Being unable to completely give up math for computers, I am naturally drawn to Project Euler and as a result solved a ridiculous number of the problems posted there while learning Python. A few months ago (March 13), after reading Secrets of a Javascript Ninja, I decided to begin converting my solutions to Javascript. A month and a half later I came back to it, and then finally two months after that, I began to take it seriously.

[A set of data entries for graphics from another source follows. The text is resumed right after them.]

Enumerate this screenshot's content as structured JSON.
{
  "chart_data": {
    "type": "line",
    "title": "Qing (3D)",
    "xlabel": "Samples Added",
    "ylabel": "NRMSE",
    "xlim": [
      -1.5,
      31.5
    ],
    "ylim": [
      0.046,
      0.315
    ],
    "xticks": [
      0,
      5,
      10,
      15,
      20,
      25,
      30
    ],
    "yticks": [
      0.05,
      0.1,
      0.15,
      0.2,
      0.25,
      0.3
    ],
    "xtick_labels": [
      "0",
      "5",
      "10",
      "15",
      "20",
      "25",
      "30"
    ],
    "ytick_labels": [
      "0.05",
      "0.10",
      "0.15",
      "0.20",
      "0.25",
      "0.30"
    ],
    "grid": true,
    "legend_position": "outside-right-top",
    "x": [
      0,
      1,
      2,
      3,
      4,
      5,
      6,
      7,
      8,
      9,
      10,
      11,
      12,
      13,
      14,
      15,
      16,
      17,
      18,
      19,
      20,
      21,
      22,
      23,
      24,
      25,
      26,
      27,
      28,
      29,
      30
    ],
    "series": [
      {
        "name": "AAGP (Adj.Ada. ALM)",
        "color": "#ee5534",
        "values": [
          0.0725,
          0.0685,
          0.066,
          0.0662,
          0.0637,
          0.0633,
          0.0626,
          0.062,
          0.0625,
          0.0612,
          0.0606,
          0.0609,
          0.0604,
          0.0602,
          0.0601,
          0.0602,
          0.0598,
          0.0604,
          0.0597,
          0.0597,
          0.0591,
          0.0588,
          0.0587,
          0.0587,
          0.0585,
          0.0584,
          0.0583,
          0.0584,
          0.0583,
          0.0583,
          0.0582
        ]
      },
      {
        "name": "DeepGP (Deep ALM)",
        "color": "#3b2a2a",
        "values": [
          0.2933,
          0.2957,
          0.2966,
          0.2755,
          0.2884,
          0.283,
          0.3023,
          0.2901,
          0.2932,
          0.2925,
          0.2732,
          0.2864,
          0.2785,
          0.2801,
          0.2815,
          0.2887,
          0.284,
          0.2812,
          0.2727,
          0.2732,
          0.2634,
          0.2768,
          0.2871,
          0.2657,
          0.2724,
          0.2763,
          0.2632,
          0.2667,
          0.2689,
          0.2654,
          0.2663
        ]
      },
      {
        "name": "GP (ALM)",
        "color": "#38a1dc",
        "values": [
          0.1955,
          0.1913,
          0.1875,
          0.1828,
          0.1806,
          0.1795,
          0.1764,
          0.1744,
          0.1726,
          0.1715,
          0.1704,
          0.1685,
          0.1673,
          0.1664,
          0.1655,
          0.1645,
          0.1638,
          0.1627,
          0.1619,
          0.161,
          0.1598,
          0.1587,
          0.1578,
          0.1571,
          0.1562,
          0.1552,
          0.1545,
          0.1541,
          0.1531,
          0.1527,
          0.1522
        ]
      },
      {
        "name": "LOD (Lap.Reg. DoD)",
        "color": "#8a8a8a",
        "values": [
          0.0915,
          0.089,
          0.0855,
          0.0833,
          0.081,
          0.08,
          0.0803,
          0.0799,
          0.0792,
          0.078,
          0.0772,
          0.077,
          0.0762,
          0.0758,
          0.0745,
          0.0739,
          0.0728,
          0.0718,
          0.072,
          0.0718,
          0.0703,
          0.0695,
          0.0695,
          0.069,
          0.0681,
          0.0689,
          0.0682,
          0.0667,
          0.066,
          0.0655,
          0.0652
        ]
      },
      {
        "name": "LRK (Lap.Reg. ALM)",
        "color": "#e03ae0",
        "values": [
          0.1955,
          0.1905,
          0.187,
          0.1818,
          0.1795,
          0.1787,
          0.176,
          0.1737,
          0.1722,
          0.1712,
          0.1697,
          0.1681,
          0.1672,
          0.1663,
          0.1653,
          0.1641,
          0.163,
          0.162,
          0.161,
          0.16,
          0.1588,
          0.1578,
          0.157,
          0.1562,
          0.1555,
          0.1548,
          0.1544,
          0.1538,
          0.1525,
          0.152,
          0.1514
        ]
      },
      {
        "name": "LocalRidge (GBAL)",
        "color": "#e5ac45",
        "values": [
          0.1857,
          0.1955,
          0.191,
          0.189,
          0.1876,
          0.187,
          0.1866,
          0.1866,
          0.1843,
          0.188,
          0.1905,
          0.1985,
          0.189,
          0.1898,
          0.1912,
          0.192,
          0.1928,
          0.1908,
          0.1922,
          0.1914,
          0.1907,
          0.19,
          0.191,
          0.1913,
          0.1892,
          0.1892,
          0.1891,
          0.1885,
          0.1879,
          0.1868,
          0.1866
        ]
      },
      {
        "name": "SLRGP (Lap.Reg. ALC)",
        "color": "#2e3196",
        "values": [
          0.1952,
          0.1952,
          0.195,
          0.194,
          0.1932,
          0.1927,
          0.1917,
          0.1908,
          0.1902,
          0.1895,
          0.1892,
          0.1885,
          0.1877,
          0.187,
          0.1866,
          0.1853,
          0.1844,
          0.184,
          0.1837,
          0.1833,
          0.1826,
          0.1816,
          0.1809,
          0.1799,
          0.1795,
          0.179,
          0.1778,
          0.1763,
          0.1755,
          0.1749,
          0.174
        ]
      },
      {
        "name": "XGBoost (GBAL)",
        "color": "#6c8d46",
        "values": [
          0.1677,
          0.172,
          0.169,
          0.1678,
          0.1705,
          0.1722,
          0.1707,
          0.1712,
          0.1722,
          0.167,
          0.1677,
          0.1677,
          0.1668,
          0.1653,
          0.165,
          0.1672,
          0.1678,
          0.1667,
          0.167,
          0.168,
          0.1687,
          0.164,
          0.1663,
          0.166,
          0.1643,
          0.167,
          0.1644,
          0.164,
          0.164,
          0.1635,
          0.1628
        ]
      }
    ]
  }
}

After making this decision, I noticed the prime Sieve of Eratosthenes
was mighty fast when I ran it in Chrome, maybe even faster than my
beloved Python. I tabled the thought for a little, but never really
forgot it. So a few weeks ago (early August 2011), I finally got a
working install of node running on my machine and
was able to make more of this thought. (I say finally installed
because on two previous tries I gave up because of conflicts with my
version of gcc
, coupled with the fact that I had no good reason to use
node
.)
When I originally did the conversion, I had skipped problem 8, because
my implementation required pulling in the problem data as text from a
file. While hanging out with Boris and
Eric from on the Chrome Developer
Relations team, I decided to give it another go on node (xhr requests
not allowed) and found it to be quite simple with readFileSync
in the
in the node native fs
module. After witnessing this, over this weekend,
I decided to harness the power of V8 —
the Javascript engine that powers Chrome and node — and run all my
scripts locally with node. So over a two day period, I
hack-hack-hacked
my way into converting the Python solutions for problems 11 through 50
(the remaining unconverted) into their Javascript equivalents, while
also converting a good portion of my hefty
functions
module.
Once this was done, I had also found I could replace most of the nice
parts about Python with my own equivalent. For example, I was able to
replace functionality I needed from the Python set
datatype with
function uniq(arr) {
var result = {};
for (var i = 0, val; val = arr[i]; i++) {
result[val] = true;
}
return Object.keys(result);
};
and I was able to replace the (amazingly) useful Python handling of long
integers with a non-native node package called
bigint that uses libgmp
.
Of course, for Python's secret sauce — the list comprehension —
I was able to substitute enough filter
, reduce
, and map
statements to
almost make it seem like I had never left Pythonland. After doing all this,
I also ended up writing my own
operator.js
to replace the wonderful Python native module
operator, and my own
timer.js
to stand in for the Python native module
time.
Finally, I had working code and could do a side by side comparison of V8 and the Python interpreter.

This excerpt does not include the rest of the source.